Selling your work in the wholesale market gives you more bang for your buck. That’s because it is very efficient as a business model.
Consider this scenario: When you design something new to sell at retail shows, you make a few (or a lot) of them, hoping that they sell. If you sell them all? Then you may be missing out on sales because you ran out of stock. If you sell none? Well, maybe your design wasn’t quite what your customers wanted. And you are stuck with the inventory, which took time, energy and money to create.
If you are wholesaling that same design, you only need to create one as a sample. Take that to market at a trade show and sell it over and over, never missing a sale since the merchandise doesn’t leave your booth. If it does not sell, you have created only one. That means less time, energy and money wasted.
Wholesaling can be a beautiful thing on Monday mornings, when you wake up refreshed because you haven’t been driving home from a weekend show the night before. But, since you have taken wholesale orders from regular customers, you start off each week with orders to fill. This means those items are sold before they are even created. And that means that you can make only what you need to make to ship those orders, which is also more efficient.
When you sell wholesale, you have a production schedule that spaces out the work so you don’t get overwhelmed. And you have receivables which create income on a regular basis, evening out those months that may be slow at retail.
Wholesaling works because it is based on repeat business. This is the engine that builds your business, and that leverages your time. As your work sells in stores, it’s imperative that you stay in touch with customers, to get feedback, take reorders, and resolve issues. But all of this is a whole lot easier than gaining new customers all the time.
As you build a mature studio business selling in the wholesale marketplace, your repeat customers are a big part of it’s value. So if your exit strategy for your business is to sell it, the account base you have nurtured over the years and still maintain are one of the biggest assets you have to offer.
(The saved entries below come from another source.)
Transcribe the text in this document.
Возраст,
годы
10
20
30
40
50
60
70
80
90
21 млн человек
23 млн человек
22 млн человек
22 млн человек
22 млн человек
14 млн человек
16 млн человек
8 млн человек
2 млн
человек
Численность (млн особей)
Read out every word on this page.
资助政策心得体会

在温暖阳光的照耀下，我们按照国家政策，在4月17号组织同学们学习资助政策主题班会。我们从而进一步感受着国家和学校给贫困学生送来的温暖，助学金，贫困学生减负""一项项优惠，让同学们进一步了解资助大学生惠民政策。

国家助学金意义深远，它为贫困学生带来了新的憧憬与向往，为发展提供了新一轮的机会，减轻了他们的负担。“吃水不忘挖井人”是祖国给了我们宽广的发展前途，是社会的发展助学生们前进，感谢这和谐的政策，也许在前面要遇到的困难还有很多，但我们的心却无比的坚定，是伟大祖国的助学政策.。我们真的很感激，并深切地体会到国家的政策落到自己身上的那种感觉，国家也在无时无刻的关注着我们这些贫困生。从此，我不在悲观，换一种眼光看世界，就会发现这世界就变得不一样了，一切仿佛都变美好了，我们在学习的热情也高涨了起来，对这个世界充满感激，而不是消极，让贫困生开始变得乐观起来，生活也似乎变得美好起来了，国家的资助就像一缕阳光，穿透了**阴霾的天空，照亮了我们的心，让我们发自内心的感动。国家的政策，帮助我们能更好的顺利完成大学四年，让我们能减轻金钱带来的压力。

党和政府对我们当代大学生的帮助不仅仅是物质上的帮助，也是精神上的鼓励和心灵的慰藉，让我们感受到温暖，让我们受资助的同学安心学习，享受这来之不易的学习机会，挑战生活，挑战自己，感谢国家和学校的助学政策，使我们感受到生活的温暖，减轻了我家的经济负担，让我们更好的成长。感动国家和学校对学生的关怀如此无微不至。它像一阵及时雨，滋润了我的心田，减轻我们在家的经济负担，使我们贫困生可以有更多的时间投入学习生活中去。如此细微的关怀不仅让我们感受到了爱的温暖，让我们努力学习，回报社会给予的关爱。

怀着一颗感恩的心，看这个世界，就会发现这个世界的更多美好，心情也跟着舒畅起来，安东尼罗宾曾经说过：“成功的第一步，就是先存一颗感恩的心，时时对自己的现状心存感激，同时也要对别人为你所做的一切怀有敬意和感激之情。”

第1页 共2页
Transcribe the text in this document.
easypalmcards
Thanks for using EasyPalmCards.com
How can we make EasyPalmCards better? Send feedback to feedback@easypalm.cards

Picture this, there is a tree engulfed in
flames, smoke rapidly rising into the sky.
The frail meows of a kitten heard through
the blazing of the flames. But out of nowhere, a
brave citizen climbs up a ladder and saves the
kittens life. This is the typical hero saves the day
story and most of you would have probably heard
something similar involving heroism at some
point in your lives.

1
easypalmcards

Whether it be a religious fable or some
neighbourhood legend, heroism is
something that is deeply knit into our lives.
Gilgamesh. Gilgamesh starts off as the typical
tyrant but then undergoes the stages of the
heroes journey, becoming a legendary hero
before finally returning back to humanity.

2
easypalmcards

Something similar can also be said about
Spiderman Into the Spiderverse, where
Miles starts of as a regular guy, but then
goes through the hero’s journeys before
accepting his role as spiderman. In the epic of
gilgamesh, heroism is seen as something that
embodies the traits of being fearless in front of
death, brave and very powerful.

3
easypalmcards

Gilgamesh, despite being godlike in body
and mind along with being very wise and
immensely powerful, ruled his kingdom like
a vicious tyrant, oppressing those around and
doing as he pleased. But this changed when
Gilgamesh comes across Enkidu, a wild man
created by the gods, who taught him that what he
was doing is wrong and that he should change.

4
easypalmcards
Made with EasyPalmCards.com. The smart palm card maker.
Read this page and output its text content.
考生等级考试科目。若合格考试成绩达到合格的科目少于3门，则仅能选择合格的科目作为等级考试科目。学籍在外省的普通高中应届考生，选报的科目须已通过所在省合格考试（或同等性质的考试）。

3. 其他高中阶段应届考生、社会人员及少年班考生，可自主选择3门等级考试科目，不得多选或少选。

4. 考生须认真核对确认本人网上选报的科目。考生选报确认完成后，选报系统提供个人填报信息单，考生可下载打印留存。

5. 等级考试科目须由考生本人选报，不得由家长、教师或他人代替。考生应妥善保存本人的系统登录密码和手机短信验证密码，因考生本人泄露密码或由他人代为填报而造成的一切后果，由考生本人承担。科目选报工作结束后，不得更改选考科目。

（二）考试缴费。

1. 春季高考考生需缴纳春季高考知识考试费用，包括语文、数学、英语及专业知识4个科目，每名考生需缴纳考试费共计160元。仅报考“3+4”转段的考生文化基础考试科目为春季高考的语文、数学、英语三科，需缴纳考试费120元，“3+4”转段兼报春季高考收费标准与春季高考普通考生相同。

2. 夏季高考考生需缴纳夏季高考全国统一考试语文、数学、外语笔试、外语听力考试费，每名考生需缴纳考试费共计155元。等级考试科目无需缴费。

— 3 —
That makes the selling price higher than a business that sells strictly retail.
Wholesaling works because those receivables you have count with your banker, making it easier to get a business loan. And if you really want to grow, hire employees for your studio business, which can make it even more efficient.
Wholesaling works well when combined with retailing at shows. It can help you stay off the road all the time, and avoid burnout. This combination works for many artists who find that personal contact with retail customers help them stay in touch with what’s popular and selling, but that they also love the benefits of having wholesale customers too.
Is wholesaling right for everyone? Actually, no. If you only make one-of-a-kind artwork, don’t want to make items in multiples or feel constricted by a production environment, you may be better off selling only retail, taking commissions, or doing business in other ways.
But if you are one of those artists considering the plunge into selling wholesale, this method of selling could be just the right approach to help you grow your business into a full-time production studio.